I acknowledge what my noble friend Lady Hayman said about numbers. She estimated, and we agree, that there are likely to be approximately 5,000 deaths among children and young people under the age of 18. She estimated that about 10 per cent of them would come from families on benefits. The 32 per cent which she quotes from the Written Answer would seem to be in about the same range as the 40 per cent of children who will receive supplementary payment because they are in households in receipt of child tax credit because they have an income of less than 13,480. In situations where the child dies and moneys received from the child trust fund affect the parents' benefit, there will still be a tiny percentage of the population in receipt of the child trust fund, which we estimate to be about 10 million. Doubling the threshold will still work to reduce the number of parents who are affected in this way.

I have said something about the comprehensive guidance which the Department for Work and Pensions issues to decision-makers—that is, its own staff—to ascertain when the capital deprivation rules would be triggered. The decision-makers' guide is not secret. The public can consult a copy of the guide at the social security office or view it online.
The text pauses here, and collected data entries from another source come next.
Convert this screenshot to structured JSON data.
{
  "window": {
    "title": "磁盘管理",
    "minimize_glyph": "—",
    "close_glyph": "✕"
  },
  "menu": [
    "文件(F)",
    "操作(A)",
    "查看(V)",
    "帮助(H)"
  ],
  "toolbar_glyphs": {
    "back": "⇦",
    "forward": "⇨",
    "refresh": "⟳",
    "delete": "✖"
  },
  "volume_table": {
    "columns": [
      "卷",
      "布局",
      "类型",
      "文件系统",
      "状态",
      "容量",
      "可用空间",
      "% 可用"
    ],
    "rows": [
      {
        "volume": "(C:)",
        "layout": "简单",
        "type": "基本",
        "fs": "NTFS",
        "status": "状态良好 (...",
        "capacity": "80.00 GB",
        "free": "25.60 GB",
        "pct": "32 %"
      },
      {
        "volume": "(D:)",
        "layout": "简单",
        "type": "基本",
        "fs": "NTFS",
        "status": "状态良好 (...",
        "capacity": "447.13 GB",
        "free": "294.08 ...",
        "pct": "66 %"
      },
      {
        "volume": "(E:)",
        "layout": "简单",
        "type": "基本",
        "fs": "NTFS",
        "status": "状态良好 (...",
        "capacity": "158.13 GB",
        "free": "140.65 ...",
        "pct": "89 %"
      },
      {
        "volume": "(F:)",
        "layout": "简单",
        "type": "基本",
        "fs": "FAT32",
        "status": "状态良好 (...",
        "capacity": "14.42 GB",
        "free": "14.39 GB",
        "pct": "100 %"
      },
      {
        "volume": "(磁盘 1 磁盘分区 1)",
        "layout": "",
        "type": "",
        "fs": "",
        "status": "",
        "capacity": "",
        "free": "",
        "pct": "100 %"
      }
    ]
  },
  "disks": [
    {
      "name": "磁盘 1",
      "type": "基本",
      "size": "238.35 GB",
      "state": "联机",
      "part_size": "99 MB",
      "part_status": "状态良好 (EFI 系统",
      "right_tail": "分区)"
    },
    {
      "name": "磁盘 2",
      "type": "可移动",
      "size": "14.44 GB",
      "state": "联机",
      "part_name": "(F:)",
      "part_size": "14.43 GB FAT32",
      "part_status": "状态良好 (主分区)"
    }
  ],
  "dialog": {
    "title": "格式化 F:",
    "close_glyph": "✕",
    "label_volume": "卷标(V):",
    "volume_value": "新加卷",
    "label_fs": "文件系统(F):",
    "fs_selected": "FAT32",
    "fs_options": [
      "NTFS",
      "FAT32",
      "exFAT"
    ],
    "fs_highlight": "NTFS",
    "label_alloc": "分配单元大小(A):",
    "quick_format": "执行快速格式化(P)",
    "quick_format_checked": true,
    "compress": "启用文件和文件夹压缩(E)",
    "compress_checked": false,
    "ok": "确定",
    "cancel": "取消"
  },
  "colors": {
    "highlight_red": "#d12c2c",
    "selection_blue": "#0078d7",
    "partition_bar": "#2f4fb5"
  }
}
Amendment No. 19 would allow individuals who deliberately spend their CTF to secure entitlement to benefits to be successful in their attempt. I say to my noble friend Lady Hayman that that would be unfair to taxpayers, inequitable and at odds with the Government's message that work is the best form of welfare. I say that in all friendship to Peggy Wynn, because, like my noble friend, I respect the lifetime's work that she has given to this and many other subjects.

The Government aim to provide a balance between personal responsibility, work incentives and targeted state support. Income-related benefits are intended to provide help for those who are unable to provide themselves and their dependants with enough to live on and need outside financial support. It follows that if someone has resources, they should use them before calling on the state. Capital rules allow people to have a modest amount of savings without their benefits being affected, but they reinforce the message that work is the best form of welfare.

I am sorry to have gone on so long on this subject but it is clearly treated as a matter of principle. I take it very seriously and I hope that the length of my response and the argument in it will encourage those who have put forward the amendments not to press them.